22 June 2011

How to Calm Down When Upset or Angry

How to Calm Down When Upset or Angry
By BrittJohnson,

Learn How to Calm Your Anger
When you are angry or upset you need to apply one fundamental rule to calm yourself: do the opposite of what your instincts are telling you. Your entire body may be sending impulses that urge you to kick, scream and punch walls; but this will get you nowhere. When you are upset, releasing anger in a negative way will only result in more pain. The key is learning how to calm down and find peace.

Difficulty: Moderate
Instructions

Things You'll Need
A positive attitude
An open mind
Possibly a computer
Possibly a Journal or paper and pen

1. First and foremost, BREATHE! You cannot begin to calm down until you take a few deep breaths. While upset, you may begin to hyperventilate. If this happens, grab a paper bag, hold it over your mouth and breathe into it around 4 to 5 slow, deep breaths. Concentrate on your breathing. This technique will help you to find a center and help you to release some of that tension (the feeling that you are going to explode).

2. If a certain person is the cause of your anger, get away from them as soon as possible. You will not be able to remain calm if the person who angered you is breathing down your neck. You don't necessarily need to leave the building, another room will suffice.

3. Find a project to work on that has nothing to do with your current situation. What I mean by this is, if your angry because you have found out your spouse is cheating, don't consider snooping through his/her emails to be an adequate project. Focusing on negative will not help you to calm down but will make the situation worse (whether or not you feel it at the moment). Try working on school work or reading a book. If you have a career which send work home with you, work on that. If you have no projects to work on around the house, look on the internet. Try learning how to fold origami for instance. It doesn't really matter what the project is, just as long as it gets your mind completely off the situation that is making you upset.

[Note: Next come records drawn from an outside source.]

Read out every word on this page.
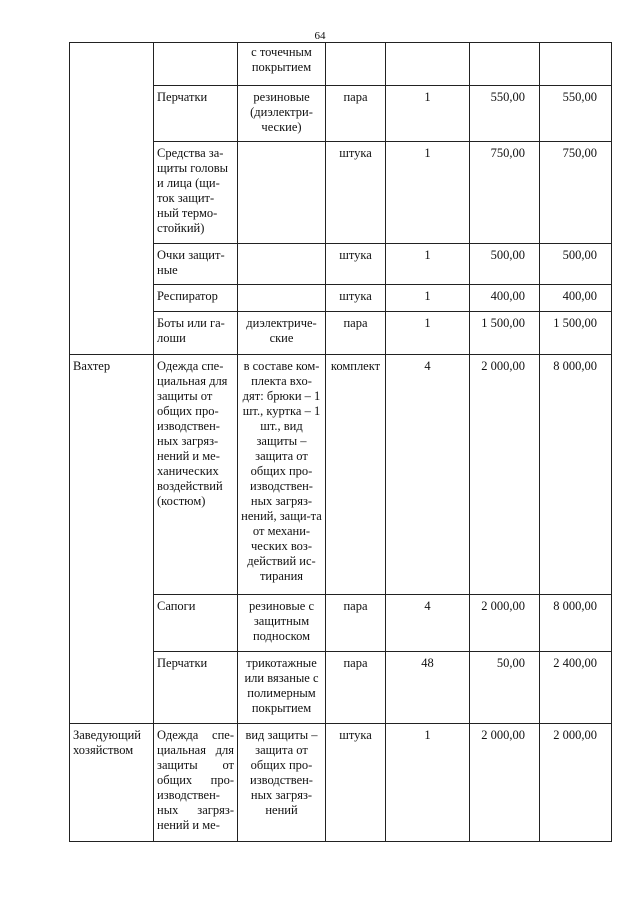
64
		с точечным покрытием				
	Перчатки	резиновые (диэлектри-ческие)	пара	1	550,00	550,00
	Средства за-щиты головы и лица (щи-ток защит-ный термо-стойкий)		штука	1	750,00	750,00
	Очки защит-ные		штука	1	500,00	500,00
	Респиратор		штука	1	400,00	400,00
	Боты или га-лоши	диэлектриче-ские	пара	1	1 500,00	1 500,00
Вахтер	Одежда спе-циальная для защиты от общих про-изводствен-ных загряз-нений и ме-ханических воздействий (костюм)	в составе ком-плекта вхо-дят: брюки – 1 шт., куртка – 1 шт., вид защиты – защита от общих про-изводствен-ных загряз-нений, защи-та от механи-ческих воз-действий ис-тирания	комплект	4	2 000,00	8 000,00
	Сапоги	резиновые с защитным подноском	пара	4	2 000,00	8 000,00
	Перчатки	трикотажные или вязаные с полимерным покрытием	пара	48	50,00	2 400,00
Заведующий хозяйством	Одежда спе-циальная для защиты от общих про-изводствен-ных загряз-нений и ме-	вид защиты – защита от общих про-изводствен-ных загряз-нений	штука	1	2 000,00	2 000,00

4. If all else fails, write your thoughts on paper. Write out your words as if you are confronting the situation in person. This usually helps to release the feelings you have built up. This may also help you to decide if your anger is really founded. You may find that you cannot really see why you were so angry in the first place once you have thought it through. If there is a true cause, writing your feelings down will help a lot with later confrontation of the situation at hand.

5. If this situation is a constant and frequent upset for you, try learning some yoga and meditation techniques. You can find these in a fitness class or on the internet. When you find yourself upset, apply what you have learned. And don't forget to BREATHE!